L'aviateur, la rock star, les sommets du monde


Samedi en début de soirée, après que F. soit revenu du boulot et moi de ma virée shopping à Bologna, nous avons fait nos sacs à dos et sommes embarqués dans la voiture. Direction : Fellicarolo. Nous avions projeté de passer la nuit au chalet de l’oncle de F. afin de partir très tôt le lendemain matin pour le Monte Cimone, que nous avions pour but de grimper.

Sur la route vers la montagne, nous avons téléphoné aux deux seuls restaurants de Fellicarolo pour savoir si l’on pouvait s’y arrêter pour souper. Le premier nous a répondu qu’il était déjà complet (à chacun sa définition du mot « complet » : nous sommes arrivés là-bas et il y avait à peine trois ou quatre tables d’occupées sur la vingtaine disponibles) ; le second nous a dit qu’il nous accueillerait avec plaisir, nous spécifiant par contre que nous devrions nous contenter du menu fixe. Pas de problème.

Ce restaurant où nous nous sommes posés pour le repas n’est pas à proprement parler un « restaurant ». C’est une auberge tenue par un pilote d’avion à la retraite qui accueille les voyageurs et qui leur offre également de quoi se restaurer. L’endroit est ouvert « sur demande ». Tu ne peux pas te présenter là à l’improviste et demander à voir le menu. Il n’y a pas de menu. Tu manges ce que la femme de l’aviateur a décidé de préparer ce soir-là et tu fermes ta gueule.

Nous sommes arrivés et une table pour deux avait été dressée à notre intention. L’endroit était vide. L’aviateur et sa femme regardaient la télé. Quand nous avons passé le seuil de la porte, ils ont éteint le téléviseur et nous ont chaleureusement invités à nous asseoir. La dame s’est dirigée vers les fourneaux et le pilote nous a expliqué ce qu’il y avait au menu. En fait, pour le primo piatto, nous avions le choix entre deux types de pâtes et un risotto aux fruits de mer pas piqué des vers, selon notre hôte. Comme j’avais mangé un risotto pour dîner, nous avons opté pour les farfalle al ragù. « E il vino, bianco o rosso ? » Ici, on ne vous demande pas si vous voulez du vin, on vous demande si vous le voulez rouge ou blanc.

Les pâtes goûtaient le métal. Nous avons tout mangé. Pas parce que c’était bon, mais parce que nous avions faim et que l’aviateur était assis juste à côté de nous, à nous regarder bouffer. La télé était éteinte, il n’y avait ni musique ni d’autres clients pour le distraire. Tous ses regards étaient donc tournés vers nous. Pas trop le choix de lui faire la conversation. F. s’en est chargé. Moi, j’arrivais difficilement à comprendre ce qu’il marmonnait, puisque sa moustache mangeait tous les mots qui sortaient de sa bouche.

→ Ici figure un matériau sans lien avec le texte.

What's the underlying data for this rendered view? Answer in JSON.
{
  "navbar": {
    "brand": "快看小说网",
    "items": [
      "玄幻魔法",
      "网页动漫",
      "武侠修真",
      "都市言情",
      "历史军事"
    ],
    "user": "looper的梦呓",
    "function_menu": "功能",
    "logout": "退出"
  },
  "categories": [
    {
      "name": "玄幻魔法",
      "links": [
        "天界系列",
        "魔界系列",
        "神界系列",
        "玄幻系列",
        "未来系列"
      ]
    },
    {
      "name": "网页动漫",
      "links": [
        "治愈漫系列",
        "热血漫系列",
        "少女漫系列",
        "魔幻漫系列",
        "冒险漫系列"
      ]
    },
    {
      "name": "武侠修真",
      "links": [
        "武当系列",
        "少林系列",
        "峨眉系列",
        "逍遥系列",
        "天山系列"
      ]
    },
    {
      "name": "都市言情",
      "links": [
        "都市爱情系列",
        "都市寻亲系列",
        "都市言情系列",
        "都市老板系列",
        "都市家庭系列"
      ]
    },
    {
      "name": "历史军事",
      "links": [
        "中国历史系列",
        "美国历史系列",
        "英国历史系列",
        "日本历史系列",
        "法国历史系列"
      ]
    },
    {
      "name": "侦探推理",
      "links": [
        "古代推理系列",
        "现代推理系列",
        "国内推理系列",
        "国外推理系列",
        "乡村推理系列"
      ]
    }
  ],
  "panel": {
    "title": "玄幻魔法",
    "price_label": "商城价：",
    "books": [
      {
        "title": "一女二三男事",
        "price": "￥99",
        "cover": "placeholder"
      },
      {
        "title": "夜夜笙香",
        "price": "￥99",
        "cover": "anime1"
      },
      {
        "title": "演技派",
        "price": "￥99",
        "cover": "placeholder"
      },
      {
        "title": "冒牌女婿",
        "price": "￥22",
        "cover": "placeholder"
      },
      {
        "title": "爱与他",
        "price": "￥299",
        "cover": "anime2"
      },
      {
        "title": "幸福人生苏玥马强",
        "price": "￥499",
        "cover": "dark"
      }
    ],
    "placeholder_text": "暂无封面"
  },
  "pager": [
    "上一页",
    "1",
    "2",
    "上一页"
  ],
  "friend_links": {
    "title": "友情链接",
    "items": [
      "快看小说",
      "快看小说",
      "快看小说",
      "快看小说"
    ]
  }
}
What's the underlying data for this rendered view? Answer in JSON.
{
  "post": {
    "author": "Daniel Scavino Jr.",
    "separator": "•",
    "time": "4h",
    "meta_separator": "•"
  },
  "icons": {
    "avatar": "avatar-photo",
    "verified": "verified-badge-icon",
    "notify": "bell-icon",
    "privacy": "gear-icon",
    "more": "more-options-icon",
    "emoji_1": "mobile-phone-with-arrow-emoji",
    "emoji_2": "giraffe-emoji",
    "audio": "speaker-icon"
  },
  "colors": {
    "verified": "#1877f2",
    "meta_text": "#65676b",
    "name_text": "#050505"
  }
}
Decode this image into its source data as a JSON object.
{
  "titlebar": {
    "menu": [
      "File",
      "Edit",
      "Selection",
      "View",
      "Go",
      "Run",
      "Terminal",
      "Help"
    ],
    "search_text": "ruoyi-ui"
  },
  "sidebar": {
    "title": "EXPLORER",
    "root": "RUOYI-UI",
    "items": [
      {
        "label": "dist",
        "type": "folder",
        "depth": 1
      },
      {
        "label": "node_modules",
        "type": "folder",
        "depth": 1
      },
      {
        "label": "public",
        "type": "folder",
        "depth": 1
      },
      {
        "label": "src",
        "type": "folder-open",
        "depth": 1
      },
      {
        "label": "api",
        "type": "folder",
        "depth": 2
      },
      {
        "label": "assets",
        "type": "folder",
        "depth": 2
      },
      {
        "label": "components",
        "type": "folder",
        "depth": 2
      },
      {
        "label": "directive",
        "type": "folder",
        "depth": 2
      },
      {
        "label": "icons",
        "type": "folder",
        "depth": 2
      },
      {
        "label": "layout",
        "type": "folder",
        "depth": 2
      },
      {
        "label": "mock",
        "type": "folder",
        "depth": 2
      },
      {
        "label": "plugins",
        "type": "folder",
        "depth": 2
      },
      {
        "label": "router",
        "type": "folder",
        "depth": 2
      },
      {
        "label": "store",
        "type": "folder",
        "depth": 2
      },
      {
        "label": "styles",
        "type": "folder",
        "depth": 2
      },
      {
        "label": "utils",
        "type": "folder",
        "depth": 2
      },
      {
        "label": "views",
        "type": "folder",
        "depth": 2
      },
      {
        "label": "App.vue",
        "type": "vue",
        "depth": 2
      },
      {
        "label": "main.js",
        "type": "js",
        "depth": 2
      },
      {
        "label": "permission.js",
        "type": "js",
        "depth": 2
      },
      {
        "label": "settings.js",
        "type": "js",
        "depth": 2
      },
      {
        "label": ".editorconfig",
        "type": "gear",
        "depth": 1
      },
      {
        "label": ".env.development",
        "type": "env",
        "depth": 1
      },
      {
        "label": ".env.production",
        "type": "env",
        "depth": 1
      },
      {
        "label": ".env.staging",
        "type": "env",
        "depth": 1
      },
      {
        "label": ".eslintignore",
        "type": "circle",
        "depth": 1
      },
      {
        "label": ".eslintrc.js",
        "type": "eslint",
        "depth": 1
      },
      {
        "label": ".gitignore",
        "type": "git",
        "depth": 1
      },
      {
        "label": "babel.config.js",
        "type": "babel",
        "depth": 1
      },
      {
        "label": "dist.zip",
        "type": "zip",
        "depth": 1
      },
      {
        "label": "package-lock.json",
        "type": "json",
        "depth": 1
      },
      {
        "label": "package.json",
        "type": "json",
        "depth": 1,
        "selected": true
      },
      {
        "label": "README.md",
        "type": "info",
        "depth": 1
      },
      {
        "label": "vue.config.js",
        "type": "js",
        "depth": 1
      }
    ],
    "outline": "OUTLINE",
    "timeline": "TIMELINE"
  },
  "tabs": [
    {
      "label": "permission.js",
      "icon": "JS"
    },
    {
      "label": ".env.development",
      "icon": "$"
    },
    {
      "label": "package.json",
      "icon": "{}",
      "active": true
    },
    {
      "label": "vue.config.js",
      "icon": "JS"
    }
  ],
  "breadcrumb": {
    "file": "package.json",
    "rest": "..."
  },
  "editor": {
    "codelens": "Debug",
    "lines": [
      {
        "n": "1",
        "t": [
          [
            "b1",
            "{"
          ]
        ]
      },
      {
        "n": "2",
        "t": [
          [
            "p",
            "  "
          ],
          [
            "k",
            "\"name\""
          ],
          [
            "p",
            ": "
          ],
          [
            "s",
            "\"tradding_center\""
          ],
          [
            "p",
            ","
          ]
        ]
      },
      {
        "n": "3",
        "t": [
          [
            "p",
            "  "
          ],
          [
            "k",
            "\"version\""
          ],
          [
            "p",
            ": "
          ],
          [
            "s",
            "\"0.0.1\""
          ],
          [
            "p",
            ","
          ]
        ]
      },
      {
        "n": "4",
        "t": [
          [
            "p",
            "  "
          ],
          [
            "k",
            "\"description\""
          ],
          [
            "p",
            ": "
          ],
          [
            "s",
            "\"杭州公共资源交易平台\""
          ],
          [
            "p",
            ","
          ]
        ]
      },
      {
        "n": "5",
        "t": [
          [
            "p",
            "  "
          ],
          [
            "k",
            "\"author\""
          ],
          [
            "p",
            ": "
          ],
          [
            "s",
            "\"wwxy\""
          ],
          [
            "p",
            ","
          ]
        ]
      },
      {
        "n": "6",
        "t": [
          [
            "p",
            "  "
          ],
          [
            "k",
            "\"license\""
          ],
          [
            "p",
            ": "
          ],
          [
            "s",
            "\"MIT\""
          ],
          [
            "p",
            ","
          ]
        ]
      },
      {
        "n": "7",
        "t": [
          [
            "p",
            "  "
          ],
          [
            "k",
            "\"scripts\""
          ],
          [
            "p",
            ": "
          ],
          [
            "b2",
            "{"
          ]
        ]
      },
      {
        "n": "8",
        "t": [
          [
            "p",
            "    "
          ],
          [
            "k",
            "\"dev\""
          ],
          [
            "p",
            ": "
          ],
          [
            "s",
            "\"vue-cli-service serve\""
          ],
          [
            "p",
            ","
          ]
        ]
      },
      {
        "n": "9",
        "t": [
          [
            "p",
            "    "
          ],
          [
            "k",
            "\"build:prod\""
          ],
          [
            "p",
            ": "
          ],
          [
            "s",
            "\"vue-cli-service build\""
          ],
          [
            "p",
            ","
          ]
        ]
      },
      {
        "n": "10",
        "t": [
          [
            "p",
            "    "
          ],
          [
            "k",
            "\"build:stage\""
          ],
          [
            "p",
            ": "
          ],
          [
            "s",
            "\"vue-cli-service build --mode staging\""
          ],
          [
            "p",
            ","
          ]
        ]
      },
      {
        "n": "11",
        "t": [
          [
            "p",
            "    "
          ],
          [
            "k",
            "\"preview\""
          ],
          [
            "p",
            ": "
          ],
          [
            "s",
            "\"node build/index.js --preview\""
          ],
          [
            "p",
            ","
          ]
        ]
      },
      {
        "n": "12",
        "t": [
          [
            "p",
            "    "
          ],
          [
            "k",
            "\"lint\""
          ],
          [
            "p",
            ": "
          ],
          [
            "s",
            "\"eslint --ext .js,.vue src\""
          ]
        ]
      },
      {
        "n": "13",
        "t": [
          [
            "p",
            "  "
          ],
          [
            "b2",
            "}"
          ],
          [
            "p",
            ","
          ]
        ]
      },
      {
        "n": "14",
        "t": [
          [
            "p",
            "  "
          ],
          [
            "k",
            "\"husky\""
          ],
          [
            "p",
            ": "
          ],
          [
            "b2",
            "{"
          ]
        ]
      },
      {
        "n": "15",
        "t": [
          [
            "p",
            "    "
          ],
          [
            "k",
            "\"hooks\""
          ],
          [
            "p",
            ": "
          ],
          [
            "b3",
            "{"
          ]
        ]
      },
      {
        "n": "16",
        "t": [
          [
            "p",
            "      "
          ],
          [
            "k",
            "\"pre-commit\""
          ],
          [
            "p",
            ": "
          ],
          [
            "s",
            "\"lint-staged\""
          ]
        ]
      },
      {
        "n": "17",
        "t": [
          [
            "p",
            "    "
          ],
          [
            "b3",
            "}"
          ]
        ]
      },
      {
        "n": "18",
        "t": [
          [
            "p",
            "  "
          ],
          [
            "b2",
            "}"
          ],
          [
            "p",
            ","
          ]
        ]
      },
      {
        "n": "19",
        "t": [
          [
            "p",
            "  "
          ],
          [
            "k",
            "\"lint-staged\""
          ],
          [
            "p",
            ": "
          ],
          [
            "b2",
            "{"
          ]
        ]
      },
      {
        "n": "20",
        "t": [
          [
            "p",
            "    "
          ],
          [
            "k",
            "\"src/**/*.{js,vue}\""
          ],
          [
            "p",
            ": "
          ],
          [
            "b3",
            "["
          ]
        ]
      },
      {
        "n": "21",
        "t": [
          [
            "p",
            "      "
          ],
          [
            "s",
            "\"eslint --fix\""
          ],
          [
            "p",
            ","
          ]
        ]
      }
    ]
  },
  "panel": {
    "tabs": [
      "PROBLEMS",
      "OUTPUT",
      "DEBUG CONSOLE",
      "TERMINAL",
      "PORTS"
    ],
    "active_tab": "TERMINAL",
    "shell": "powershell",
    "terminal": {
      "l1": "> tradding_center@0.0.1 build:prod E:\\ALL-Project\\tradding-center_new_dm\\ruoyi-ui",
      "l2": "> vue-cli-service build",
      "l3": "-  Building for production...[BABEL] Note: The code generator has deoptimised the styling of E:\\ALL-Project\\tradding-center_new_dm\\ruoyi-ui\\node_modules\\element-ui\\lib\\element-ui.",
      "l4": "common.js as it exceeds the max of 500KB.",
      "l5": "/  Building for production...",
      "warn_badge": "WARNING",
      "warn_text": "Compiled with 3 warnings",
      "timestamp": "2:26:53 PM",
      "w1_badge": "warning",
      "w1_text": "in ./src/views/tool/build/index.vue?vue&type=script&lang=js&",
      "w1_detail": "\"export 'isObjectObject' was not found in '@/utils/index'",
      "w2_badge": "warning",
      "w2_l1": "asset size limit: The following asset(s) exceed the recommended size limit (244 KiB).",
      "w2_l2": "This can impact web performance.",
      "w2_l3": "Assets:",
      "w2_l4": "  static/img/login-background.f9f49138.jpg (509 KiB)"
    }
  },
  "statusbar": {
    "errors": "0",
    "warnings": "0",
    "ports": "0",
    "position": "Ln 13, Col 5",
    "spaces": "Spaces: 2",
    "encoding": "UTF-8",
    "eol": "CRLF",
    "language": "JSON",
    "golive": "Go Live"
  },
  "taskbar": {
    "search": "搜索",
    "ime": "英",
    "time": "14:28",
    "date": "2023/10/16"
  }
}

A suivi le secondo, qui consistait en quelques tranches de bœuf trop cuit dans un jus brun et des cubes de pommes de terre cuits au four. Ordinaire. Le vin, quant à lui, était potable. Par contre, pas moyen de savoir de quoi il s’agissait exactement. Un Merlot, un Sangiovese, un Montepulciano, allez savoir ! L’aviateur nous l’a servi dans une vieille bouteille couverte de traces de doigts, à l’étiquette décollée. On l’a bue pour oublier que ce que nous mangions là était loin d’être le meilleur repas de notre vie. Ça goûtait mon enfance en fait. La viande trop cuite, le sel et le poivre comme seules épices, les légumes pratiquement absents de l’assiette. De la bouffe de matante qui fait à manger parce que c’est son rôle de femme au foyer, pas parce qu’elle est transportée par la passion de la bonne chère. Mais bon, à douze euros par tête de pipe, on ne chiale pas trop.

Rendus au chalet, nous avons étudié un peu la carte des sentiers du Monte Cimone et décidé du parcours que nous voulions faire le lendemain. Nous nous sommes couchés très tôt, parce que nous voulions nous lever à 6h30 et, surtout, parce qu’il n’y a pas grand-chose à faire à la montagne, une fois que le soleil est couché.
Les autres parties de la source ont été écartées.